I pray for the day when the news from the Democratic Republic of Congo is not as grim as it is today. Conflict in eastern Kivu province is forcing more people from their homes than at “any time since the end of the civil war in 2003,” as reported by MONUC today. In addition, here is a cholera outbreak in northern Kivu, reports of more army atrocities in Ituri, and confirmation of a dump of radioactive ore into the water supply.
The United Nations High Commission for Refugees (UNHCR) reports that since 375,000 Congolese were forced from their homes in December 2006, an additional 160,000 are newly displaced in the last two months.
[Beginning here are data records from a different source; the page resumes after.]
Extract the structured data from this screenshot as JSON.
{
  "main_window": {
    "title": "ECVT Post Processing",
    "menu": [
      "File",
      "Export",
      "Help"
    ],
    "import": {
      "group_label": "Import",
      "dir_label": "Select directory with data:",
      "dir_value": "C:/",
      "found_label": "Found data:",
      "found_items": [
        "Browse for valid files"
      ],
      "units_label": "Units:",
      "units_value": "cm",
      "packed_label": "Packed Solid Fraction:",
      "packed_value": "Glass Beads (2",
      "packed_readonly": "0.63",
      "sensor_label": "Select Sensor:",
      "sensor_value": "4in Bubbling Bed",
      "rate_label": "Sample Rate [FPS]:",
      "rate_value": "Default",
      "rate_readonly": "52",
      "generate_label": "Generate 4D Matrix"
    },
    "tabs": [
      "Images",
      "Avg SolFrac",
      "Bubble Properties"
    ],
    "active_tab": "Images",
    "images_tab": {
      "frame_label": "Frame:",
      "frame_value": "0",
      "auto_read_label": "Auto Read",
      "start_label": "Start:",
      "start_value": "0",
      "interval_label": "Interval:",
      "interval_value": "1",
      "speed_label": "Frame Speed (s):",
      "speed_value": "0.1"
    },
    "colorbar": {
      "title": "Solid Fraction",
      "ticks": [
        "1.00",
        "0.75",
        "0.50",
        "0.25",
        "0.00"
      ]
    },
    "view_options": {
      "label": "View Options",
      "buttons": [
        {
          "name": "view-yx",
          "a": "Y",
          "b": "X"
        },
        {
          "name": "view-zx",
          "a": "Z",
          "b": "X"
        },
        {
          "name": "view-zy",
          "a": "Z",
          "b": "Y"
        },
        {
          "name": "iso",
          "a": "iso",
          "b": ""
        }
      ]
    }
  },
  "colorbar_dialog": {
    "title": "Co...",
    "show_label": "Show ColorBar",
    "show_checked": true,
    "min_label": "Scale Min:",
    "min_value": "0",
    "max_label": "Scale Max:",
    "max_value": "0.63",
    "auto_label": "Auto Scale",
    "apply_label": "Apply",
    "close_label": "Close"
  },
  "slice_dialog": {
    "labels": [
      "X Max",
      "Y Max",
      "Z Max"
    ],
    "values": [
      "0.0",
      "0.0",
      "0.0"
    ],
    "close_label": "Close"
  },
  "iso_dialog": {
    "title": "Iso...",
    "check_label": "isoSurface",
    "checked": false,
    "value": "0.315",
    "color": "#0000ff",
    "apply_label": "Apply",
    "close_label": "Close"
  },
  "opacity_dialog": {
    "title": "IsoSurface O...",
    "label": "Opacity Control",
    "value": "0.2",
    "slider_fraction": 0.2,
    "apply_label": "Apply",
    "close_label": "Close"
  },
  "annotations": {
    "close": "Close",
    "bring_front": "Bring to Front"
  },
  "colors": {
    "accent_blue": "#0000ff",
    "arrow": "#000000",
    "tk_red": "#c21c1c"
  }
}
The refugees are a result of continued fighting between regular government forces, renegade troops, and local militias and police forces.
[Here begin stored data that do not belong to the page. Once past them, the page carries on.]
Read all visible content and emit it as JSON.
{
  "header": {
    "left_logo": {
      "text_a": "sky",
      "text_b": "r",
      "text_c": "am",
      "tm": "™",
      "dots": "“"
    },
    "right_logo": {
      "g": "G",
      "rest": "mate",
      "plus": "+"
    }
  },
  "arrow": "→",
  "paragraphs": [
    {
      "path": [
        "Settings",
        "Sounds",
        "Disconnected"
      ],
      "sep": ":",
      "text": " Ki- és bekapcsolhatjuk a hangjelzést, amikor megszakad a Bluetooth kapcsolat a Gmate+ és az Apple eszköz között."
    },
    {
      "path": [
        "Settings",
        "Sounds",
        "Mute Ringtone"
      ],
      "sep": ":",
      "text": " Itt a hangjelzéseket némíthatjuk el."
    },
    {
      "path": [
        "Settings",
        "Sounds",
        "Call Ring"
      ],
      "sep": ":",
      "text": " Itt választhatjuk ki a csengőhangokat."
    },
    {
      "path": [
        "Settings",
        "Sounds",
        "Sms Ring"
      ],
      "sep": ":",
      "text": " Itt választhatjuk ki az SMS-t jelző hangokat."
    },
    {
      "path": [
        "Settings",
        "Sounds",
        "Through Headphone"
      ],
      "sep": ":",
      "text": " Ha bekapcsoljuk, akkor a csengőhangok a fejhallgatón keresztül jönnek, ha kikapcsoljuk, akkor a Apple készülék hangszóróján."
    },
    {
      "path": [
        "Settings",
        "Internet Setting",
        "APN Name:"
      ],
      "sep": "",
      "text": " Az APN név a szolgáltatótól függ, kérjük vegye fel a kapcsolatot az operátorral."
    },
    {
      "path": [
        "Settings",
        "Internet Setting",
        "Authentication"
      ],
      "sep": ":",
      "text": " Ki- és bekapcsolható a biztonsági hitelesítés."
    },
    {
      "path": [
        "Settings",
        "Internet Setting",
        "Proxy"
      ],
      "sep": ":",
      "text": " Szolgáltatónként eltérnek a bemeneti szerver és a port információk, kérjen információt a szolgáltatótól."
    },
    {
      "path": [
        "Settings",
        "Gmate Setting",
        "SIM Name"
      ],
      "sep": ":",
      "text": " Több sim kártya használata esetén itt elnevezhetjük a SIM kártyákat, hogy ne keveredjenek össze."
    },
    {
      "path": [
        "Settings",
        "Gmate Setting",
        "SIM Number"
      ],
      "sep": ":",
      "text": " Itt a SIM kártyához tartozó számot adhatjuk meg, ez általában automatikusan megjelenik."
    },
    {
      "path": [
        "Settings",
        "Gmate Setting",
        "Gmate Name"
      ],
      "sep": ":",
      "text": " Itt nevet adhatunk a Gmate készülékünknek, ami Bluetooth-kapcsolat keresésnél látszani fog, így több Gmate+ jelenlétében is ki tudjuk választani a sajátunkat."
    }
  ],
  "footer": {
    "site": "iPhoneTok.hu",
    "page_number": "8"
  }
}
"With sharpening inter-ethnic divides and a continuous build-up of military forces, UNHCR remains deeply concerned about the risks of severe human rights abuses and violence against civilians," MONUC reports.
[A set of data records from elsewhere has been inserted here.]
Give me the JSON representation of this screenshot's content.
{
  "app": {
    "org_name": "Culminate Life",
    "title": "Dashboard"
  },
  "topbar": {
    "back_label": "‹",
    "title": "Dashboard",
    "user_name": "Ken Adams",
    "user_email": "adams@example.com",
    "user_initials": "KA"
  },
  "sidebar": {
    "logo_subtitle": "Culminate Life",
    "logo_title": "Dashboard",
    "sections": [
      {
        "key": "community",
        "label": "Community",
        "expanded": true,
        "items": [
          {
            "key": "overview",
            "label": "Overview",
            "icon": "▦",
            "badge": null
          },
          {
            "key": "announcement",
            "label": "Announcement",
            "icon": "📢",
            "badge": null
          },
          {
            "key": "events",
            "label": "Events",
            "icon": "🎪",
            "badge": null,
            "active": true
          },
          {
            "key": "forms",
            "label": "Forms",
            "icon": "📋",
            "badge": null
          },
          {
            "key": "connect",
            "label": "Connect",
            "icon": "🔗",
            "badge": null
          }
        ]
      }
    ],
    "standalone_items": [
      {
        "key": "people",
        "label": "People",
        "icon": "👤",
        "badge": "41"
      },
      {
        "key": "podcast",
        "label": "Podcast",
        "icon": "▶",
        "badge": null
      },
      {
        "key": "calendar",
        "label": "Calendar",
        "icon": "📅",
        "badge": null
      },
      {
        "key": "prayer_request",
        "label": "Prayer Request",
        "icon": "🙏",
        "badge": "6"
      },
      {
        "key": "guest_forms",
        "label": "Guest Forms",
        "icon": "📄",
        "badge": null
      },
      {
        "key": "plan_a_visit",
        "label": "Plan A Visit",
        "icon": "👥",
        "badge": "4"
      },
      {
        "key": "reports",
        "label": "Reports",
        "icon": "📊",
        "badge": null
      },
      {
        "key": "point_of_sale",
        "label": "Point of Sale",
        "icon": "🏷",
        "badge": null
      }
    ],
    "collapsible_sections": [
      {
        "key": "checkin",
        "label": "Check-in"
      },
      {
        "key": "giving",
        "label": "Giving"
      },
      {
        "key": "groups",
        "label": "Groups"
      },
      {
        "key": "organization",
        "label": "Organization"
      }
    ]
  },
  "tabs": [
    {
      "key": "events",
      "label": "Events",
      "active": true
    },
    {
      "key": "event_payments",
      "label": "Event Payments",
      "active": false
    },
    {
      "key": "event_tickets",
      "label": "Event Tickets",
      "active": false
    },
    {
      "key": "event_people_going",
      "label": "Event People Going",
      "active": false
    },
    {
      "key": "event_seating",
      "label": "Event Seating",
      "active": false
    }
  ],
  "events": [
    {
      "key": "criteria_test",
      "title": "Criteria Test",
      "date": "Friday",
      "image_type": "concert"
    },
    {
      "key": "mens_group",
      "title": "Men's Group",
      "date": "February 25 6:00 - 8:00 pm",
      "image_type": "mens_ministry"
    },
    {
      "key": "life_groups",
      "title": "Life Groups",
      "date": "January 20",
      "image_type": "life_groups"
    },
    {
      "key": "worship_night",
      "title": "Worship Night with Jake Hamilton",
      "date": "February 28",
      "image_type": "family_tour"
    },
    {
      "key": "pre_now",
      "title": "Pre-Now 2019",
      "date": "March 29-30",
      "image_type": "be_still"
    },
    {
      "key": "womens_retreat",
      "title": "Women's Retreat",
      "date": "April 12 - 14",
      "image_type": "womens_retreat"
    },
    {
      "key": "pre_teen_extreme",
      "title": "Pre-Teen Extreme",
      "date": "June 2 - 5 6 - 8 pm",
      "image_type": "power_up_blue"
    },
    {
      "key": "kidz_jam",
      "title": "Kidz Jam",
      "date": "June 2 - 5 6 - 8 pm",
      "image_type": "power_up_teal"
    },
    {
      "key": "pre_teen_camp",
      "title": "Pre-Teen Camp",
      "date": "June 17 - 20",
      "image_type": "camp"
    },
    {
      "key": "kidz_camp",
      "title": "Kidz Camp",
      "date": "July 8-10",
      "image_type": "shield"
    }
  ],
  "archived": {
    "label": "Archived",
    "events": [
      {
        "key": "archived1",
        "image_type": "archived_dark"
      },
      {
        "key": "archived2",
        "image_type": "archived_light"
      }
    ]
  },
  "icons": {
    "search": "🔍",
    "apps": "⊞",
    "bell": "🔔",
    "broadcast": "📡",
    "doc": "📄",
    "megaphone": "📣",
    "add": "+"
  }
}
"After a lull in the fighting it started again at the end of the afternoon 30 kilometres (19 miles) outside of Goma, this time with heavy artillery," MONUC spokeswoman Sylvie van den Wildenburg said.
Cholera Still a Threat
This week, UNHCR and it partner ASODE, a non-governmental organization (NGO), distributed soap to nearly 20,000 internally displaced persons (IDPs) in two camps in Mugunga west of Goma in North Kivu, according to MONUC.
There is concern that lack of sanitary facilities at a camp at at Lac Vert hosting more than “10,000 internally displaced persons (IDP’s),” in the lexicon of relief agencies, could contribute to the further spread of cholera. Refugees would be a better, simpler word. UNCHR is transferring some of the refugees to a newly constructed camp, Buhimba, which has necessary health, water and sanitatin facilities for 10,000 people.
Cholera broke out in early October in five camps hosting some 45,000 refugees in the Mugunga area. According to health workers, by the end of October there were a total of 439 suspected cases of cholera. A spokeman said the number of cases is “slightly dropping.”
Mainstream media has been very critical of rebel troops under Laurent Nkunda, but a buried fact remains that abuse by regular government troops (FARDC) is a serious threat to refugees in northeastern DRC.
The United Nations reports, "With dissident groups hiding in the forest, displaced people dare not return to their villages. At the same time they are being mistreated by the army in the very areas where they are seeking refuge," said Arsene Kirhero, the UN Office for the Coordination of Humanitarian Affairs (OCHA) Liaison Officer in Bunia, the main town in the volatile northeastern region of Ituri.
Kirhero was referring to 2,890 displaced households, some 14,450 people, from Lalo, Dhera, Doi and Du villages in the Djugu district, identified when a team of several UN agencies investigated events in the area.